Per sostenere le spese di viaggio e soggiorno in Liguria, ogni mese, hanno fatto affidamento sull’aiuto delle famiglie
di Redazione Web
lettura in 2 minuti
Da Palermo a Genova per curare il figlio neonato: l’odissea di una mamma siciliana

Una storia che racchiude le difficoltà di tante famiglie del Sud Italia, costrette a migrare al Nord per garantire le cure mediche necessarie ai propri figli. È quella di Katia, mamma palermitana di Giuseppe, bimbo di appena 6 mesi a cui è stata diagnosticata una rara forma di leucemia.

Tutto è iniziato alla fine del 2022 con episodi febbrili ricorrenti che hanno portato Giuseppe al ricovero presso l’ospedale Di Cristina di Palermo. Nonostante una cura antibiotica, la febbre non passava e dopo un mese Giuseppe è stato dimesso senza una diagnosi certa. I genitori, spaventati, hanno iniziato a cercare su internet fino ad arrivare all’ospedale Gaslini di Genova, centro specializzato in malattie pediatriche, che ha accolto il piccolo a febbraio 2023.

Da quel momento è iniziato il calvario della famiglia: Katia ha dovuto lasciare il lavoro, mentre il marito ha usufruito del congedo parentale.
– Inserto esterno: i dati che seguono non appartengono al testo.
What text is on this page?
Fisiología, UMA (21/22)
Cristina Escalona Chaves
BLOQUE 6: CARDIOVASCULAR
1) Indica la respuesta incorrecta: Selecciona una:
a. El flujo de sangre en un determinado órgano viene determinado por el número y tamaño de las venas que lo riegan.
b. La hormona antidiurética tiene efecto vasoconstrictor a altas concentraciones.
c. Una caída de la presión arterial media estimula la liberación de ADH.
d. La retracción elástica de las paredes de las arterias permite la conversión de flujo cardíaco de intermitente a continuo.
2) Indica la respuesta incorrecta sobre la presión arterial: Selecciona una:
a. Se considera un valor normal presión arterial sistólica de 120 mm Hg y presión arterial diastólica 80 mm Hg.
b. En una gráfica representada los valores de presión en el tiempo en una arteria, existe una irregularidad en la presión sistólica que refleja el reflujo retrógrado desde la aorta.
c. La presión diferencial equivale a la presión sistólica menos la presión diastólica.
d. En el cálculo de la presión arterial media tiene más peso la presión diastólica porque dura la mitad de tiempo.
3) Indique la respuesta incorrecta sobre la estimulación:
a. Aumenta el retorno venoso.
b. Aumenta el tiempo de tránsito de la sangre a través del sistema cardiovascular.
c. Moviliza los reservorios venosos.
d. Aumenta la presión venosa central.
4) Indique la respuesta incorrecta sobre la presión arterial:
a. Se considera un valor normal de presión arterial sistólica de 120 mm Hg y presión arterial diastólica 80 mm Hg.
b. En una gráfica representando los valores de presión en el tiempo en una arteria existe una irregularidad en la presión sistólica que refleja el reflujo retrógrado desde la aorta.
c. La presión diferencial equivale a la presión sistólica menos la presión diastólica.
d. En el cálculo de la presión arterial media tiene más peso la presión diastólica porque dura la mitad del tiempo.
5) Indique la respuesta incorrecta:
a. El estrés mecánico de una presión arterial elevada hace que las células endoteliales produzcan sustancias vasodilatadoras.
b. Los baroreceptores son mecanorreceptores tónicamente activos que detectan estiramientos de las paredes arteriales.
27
Per sostenere le spese di viaggio e soggiorno in Liguria, ogni mese, hanno fatto affidamento sull’aiuto delle famiglie. Dopo 5 mesi di ricovero, Giuseppe è tornato in Sicilia ma con controlli mensili a Genova, gravosi sia economicamente che psicologicamente.

A ottobre la diagnosi definitiva di leucemia e il nuovo ricovero al Gaslini, ancora in corso. Ora si attende il trapianto di cellule staminali, decisivo per debellare la malattia. Nonostante le difficoltà economiche, la famiglia non gode di sostegni statali poiché l’Isee si basa sul reddito precedente, quando Katia lavorava ancora.

Una vicenda che ricorda come l’assistenza sanitaria non sia omogenea in Italia e che il 9% dei ricoveri totali riguarda la “migrazione sanitaria” dal Meridione verso le regioni del Nord, con un costo di 3 miliardi l’anno. Per Katia e tante altre madri, la speranza è che la sanità pubblica garantisca uguali diritti su tutto il territorio nazionale.